In seguito allo sgombero gli operai, chiamati dai funzionari dell’Opera, hanno provveduto a rompere i sanitari, sbarrare le imposte e a murare l’ingresso dell’edificio, al fine di impedire che qualcun altro possa anche solo pensare di ristabilirsi tra quelle quattro mura.

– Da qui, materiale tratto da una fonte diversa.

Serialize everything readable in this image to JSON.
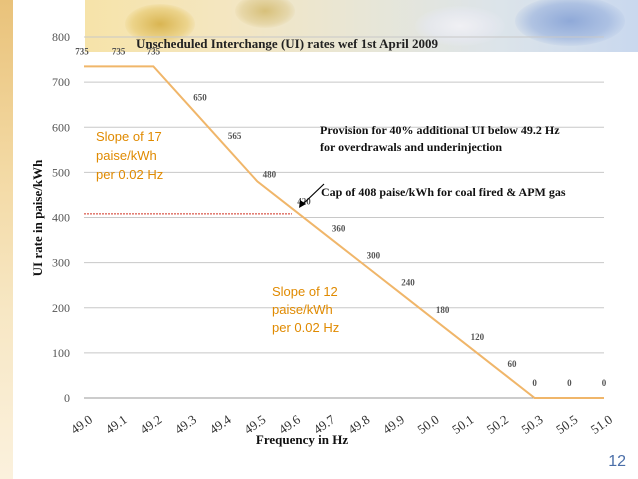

Non ci fanno paura la polizia e gli sgomberi: chi vive questo quartiere tutti i giorni sa che, attraverso le sue reti informali di solidarietà e di mutuo appoggio, non resterà solo e non avrà difficoltà alcuna a trovare un’altra sistemazione. Questo sgombero però non è un caso isolato, è in perfetta continuità con la vera è propria guerra agli occupanti di case iniziata dal governo Renzi attraverso l’articolo 5 del Piano casa, che non permette l’allaccio delle utenze e di stabilire la propria residenza a chi è considerato abusivo. Negli ultimi mesi innumerevoli sono stati gli sgomberi di alloggi, da Roma a Milano, passando per Firenze e molte altre città. Tuttavia la difesa di questa pratica, che in molti quartieri realmente abitati è percepita come legittima e necessaria, ha costretto più volte la polizia a interrompere le operazioni di sgombero.

Ci preme però fare un paio di considerazioni in proposito.

La prima è che se si preferisce lasciare una casa vuota e murata piuttosto che vederla abitata è perchè ciò è funzionale al disegno di “riqualificazione” di Santa Marta. Gli enti pubblici (Ater, Ire, Opera Pia etc..) al pari dei privati, fanno di tutto pur di lasciare il proprio patrimonio immobiliare vuoto, in attesa che il prezzo del mattone ritorni a crescere anche in questo pezzo di città. Un futuro che è già qui, cosa presente, e che arriverà sotto forma dei binari del tram, della costruzione del nuovo campus per studenti in luogo della facoltà di scienze e delle speculazioni immobiliari nell’area dell’ex Italgas. Cacciare i residenti, chi ha deciso di prendere casa qui, i poveri per lasciare spazio ai “nuovi abitanti altamente qualificati”, ad appartamenti di pregio e a un quartiere che diventerà un nuovo braccio di terra-ferma.

L’altra è che l’unica maniera credibile per mettersi di traverso a questi piani, per salvaguardare non il quartiere così com’è ma ciò che siamo riusciti a costruire di comune fra chi vi abita, è quella di proseguire nella strada delle occupazioni, del fare da soli, del far vivere il quartiere dove abitiamo senza aspettare il permesso di qualcuno.

Non sarà uno sgombero a fermarci, ci rivediamo nelle calli!